Toda a repercussão positiva do evento em termos de organização e estrutura, que contou ainda com diversas áreas de convivência e uma praça gastronômica apelidada de “Comemos”, fez com que a empresa renovasse o patrocínio com importantes marcas, como a Heineken, em 2019. O apoio da cervejaria possibilitou a reedição do Queremos! Festival naquele ano, que ganhou um formato ainda maior e um line up representativo também entre artistas nacionais como Criolo e Gal Costa. O formato de festival, naquele ano, teve cerca de 80% de conteúdo brasileiro e proporcionou, na percepção dos sócios, um modelo vantajoso para a empresa, uma vez que a protegia do risco cambial presente nas atrações internacionais.

DESAFIOS DA PANDEMIA

Em 2020, a Queremos! completaria dez anos, e o planejamento era que o festival daquele ano fosse ainda maior, com mais dias, público e patrocinadores - um evento digno de coroar esse marco na história da empresa. Pedro Seiler e seus sócios esperavam recriar mais uma vez o modelo bem-sucedido do Queremos! Festival dos últimos anos, mas dessa vez com um line up 100% nacional de artistas que representassem a música brasileira independente. Pensando que talvez a Marina da Glória não fosse mais capaz de comportar o festival, já se cogitava, inclusive, levar o evento para outros palcos da cidade. A ampliação de patrocínio e eventos em praças brasileiras fora do Rio de Janeiro também estava nos planos da empresa. Antes mesmo do término de 2019, a Queremos! já tinha, pelo menos, dez shows fechados e com cachê pago para o início do próximo ano.

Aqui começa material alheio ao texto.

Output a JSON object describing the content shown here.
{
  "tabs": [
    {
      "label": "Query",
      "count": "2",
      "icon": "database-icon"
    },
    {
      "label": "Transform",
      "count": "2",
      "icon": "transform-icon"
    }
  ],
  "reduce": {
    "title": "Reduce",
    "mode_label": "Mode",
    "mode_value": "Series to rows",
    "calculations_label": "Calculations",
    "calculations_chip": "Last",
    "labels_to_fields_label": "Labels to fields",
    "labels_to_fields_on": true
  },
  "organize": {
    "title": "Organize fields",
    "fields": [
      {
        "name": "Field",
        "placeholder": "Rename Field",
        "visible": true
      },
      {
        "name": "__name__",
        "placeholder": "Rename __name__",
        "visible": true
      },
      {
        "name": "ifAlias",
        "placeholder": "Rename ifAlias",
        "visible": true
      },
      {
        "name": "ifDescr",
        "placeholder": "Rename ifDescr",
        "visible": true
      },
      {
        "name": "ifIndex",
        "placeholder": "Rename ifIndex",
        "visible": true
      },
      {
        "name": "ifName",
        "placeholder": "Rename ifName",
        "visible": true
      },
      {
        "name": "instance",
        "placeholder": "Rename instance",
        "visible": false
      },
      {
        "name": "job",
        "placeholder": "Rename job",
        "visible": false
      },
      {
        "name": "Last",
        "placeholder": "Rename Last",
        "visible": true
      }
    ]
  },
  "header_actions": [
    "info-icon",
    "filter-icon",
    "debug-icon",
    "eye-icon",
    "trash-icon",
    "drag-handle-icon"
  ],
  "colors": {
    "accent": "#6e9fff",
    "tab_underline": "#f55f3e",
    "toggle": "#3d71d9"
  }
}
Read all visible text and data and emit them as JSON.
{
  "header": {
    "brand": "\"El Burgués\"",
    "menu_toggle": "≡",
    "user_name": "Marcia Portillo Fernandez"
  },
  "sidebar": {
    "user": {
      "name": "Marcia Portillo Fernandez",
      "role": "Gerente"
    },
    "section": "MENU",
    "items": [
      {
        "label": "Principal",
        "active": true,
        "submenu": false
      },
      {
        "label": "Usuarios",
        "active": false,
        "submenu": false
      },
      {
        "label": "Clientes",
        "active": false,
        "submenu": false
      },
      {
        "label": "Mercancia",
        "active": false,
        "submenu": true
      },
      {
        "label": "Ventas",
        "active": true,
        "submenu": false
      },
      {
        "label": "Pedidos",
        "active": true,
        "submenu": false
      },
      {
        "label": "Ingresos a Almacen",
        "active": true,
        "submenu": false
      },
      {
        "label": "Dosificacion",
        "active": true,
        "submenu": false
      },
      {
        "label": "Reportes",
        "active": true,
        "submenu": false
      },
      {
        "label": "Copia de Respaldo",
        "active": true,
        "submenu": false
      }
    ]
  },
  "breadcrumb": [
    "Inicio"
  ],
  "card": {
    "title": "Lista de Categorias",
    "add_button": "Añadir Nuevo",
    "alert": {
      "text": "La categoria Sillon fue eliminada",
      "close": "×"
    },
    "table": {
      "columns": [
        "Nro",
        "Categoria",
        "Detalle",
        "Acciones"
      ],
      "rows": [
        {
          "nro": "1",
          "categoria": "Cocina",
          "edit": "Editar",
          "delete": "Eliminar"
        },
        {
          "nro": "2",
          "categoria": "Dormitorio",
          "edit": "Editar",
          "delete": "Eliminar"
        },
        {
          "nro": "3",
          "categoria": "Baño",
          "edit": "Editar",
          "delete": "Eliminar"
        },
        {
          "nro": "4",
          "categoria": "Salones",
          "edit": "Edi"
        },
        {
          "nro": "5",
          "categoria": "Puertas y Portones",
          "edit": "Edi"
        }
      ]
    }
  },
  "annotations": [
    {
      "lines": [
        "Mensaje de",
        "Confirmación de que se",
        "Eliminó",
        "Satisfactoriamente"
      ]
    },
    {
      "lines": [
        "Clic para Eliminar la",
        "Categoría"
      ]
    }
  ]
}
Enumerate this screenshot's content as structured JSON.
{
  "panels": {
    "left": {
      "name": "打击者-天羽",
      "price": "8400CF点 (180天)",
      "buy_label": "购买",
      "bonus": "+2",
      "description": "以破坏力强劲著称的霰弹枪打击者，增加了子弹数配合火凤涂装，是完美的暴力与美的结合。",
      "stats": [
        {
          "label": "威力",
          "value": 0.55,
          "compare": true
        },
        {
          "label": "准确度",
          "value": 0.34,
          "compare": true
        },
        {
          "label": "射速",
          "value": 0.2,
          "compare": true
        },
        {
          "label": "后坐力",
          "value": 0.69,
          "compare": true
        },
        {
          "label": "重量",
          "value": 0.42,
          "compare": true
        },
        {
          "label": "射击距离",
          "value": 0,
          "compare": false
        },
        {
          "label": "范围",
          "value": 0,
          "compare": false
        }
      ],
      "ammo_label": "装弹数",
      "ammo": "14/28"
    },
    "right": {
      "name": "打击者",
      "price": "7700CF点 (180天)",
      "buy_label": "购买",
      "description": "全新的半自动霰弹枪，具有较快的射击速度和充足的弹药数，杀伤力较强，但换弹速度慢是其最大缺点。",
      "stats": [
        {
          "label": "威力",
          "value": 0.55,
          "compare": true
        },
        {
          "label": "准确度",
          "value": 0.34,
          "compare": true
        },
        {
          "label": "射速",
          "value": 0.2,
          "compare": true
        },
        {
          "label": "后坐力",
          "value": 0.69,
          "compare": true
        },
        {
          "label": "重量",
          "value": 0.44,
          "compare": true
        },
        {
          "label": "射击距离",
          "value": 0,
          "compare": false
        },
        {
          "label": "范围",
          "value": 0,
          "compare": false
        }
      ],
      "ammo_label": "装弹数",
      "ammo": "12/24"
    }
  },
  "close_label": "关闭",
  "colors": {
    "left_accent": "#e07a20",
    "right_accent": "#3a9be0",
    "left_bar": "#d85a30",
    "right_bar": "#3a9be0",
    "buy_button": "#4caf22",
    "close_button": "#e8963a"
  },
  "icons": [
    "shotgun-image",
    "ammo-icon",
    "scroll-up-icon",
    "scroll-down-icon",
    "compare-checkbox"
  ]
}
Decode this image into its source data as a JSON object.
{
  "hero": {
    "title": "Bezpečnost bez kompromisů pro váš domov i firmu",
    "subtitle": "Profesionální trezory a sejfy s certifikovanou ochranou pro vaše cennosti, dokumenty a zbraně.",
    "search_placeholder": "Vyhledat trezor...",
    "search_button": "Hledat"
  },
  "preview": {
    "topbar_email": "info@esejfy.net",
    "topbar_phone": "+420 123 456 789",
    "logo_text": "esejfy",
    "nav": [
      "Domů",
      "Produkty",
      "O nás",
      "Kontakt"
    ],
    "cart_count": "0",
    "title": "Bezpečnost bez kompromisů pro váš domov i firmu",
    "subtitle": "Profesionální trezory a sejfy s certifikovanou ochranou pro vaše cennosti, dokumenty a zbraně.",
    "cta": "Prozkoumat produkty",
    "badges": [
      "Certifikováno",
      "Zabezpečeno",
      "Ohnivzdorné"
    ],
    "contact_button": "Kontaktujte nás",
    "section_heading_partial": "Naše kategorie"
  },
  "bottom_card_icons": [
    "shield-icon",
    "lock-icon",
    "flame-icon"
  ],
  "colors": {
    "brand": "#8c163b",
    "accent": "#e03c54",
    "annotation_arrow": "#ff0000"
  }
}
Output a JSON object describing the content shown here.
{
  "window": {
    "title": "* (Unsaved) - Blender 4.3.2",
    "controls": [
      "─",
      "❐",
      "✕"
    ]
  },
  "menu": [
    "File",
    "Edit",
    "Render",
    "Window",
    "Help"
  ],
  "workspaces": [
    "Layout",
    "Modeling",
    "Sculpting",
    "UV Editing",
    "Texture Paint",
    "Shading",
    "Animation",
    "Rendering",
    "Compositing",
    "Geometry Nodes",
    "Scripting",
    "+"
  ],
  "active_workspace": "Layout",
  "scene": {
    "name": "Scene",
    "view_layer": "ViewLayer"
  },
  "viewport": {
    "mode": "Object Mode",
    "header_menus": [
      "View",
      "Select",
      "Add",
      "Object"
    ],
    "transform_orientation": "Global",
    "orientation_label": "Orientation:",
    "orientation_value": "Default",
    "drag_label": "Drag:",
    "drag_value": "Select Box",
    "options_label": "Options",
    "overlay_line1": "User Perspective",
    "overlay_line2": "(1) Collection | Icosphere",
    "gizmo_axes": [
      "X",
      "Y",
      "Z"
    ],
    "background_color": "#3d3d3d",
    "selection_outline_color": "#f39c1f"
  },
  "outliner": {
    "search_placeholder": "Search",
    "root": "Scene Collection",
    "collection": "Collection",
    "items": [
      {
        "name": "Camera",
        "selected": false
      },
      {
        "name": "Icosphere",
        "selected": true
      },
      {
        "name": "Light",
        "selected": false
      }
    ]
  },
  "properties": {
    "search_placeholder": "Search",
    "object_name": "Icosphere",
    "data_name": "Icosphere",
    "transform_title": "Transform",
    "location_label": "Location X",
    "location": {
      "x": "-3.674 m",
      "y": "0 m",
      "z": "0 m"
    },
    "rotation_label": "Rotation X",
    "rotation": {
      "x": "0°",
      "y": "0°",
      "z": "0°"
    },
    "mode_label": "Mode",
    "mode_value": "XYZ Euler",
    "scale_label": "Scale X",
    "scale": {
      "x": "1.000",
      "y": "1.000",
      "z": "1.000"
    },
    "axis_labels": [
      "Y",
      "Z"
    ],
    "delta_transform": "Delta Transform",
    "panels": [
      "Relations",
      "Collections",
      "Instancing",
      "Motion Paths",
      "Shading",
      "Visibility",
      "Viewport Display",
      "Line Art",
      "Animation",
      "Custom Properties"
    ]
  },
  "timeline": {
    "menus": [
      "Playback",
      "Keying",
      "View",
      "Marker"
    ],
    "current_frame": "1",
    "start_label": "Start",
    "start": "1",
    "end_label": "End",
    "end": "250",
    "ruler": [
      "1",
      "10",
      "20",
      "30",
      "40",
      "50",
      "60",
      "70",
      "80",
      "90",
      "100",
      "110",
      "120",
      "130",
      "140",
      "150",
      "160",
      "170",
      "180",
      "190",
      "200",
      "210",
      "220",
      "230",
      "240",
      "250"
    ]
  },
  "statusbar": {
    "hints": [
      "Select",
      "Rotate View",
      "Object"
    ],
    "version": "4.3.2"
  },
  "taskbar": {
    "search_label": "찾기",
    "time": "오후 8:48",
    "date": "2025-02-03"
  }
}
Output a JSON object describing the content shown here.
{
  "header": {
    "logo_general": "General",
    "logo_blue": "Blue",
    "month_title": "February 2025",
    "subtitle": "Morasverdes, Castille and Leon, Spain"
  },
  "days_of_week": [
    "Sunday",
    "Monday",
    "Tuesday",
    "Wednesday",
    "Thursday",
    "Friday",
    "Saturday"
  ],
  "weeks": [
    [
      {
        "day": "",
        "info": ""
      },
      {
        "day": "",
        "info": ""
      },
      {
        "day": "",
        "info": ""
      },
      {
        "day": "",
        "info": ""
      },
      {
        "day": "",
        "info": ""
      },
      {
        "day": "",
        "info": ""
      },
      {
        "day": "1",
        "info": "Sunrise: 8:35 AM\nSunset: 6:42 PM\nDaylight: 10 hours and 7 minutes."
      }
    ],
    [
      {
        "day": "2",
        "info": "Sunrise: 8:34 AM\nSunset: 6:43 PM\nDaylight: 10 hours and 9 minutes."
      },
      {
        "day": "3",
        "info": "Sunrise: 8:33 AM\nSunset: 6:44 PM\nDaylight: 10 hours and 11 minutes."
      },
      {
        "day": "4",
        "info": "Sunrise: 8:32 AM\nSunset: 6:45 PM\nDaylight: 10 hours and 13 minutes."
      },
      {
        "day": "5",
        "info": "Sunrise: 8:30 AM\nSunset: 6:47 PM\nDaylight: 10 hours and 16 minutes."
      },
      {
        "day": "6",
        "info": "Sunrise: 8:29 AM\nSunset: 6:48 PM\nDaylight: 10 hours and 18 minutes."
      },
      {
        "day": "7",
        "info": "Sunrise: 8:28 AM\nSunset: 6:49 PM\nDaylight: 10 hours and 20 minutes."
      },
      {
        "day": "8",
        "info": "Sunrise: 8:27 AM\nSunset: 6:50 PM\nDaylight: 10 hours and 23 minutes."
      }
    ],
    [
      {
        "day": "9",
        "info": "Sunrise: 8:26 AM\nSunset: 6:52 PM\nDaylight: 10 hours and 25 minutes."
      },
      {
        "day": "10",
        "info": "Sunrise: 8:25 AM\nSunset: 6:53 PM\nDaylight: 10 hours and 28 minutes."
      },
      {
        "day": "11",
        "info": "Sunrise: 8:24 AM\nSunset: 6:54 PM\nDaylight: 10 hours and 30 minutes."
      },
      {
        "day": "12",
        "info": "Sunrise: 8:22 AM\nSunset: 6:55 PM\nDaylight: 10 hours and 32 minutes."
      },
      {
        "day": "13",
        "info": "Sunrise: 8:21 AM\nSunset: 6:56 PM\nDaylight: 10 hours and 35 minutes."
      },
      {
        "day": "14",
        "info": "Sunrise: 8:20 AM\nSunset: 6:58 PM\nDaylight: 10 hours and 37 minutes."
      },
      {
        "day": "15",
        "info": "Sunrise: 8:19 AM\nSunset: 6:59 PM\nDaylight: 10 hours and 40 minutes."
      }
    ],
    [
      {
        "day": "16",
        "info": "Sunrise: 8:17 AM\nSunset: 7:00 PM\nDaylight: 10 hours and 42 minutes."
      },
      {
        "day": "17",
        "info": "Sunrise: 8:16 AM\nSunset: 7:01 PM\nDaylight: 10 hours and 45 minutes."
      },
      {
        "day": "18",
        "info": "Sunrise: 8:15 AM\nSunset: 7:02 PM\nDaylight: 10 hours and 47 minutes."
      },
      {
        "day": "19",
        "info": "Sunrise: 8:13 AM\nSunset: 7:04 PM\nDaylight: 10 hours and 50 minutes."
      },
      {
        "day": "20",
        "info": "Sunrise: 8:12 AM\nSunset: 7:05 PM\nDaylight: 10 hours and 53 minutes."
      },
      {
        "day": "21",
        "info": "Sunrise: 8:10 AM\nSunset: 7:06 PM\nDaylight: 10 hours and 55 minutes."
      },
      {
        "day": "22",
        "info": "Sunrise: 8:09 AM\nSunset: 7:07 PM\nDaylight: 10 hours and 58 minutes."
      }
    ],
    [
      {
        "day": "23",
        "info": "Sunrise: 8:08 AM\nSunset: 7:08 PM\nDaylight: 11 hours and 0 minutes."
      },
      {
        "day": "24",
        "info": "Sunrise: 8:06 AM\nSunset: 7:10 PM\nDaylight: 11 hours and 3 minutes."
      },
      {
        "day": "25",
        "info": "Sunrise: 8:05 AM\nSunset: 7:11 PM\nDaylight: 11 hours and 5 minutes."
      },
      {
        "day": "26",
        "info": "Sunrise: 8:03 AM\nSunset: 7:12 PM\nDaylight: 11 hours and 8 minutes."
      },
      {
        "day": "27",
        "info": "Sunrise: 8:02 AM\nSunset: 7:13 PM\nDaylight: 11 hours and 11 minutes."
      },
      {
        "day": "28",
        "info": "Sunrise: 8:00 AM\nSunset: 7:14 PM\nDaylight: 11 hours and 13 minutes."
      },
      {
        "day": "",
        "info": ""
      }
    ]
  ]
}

Foi então que, logo no início de 2020, o mundo começou a viver os primeiros meses do que seria uma das piores pandemias da história. Àquela altura, não se sabia ao certo o que viria pela frente, apenas que uma doença surgida na província de Wuhan, na China, causada por uma nova espécie de coronavírus (Sars-CoV-2), provocava uma enfermidade com os sintomas parecidos com os da gripe. No entanto, a sua alta taxa de transmissibilidade gerava grande preocupação nas autoridades nacionais e internacionais. Naquele momento, a ausência de expectativas sobre uma vacina ou tratamento eficaz fazia com que as medidas capazes de conter a disseminação do vírus ficassem limitadas à quarentena e ao distanciamento social - ações que afetavam diretamente a indústria de entretenimento no Brasil e no mundo.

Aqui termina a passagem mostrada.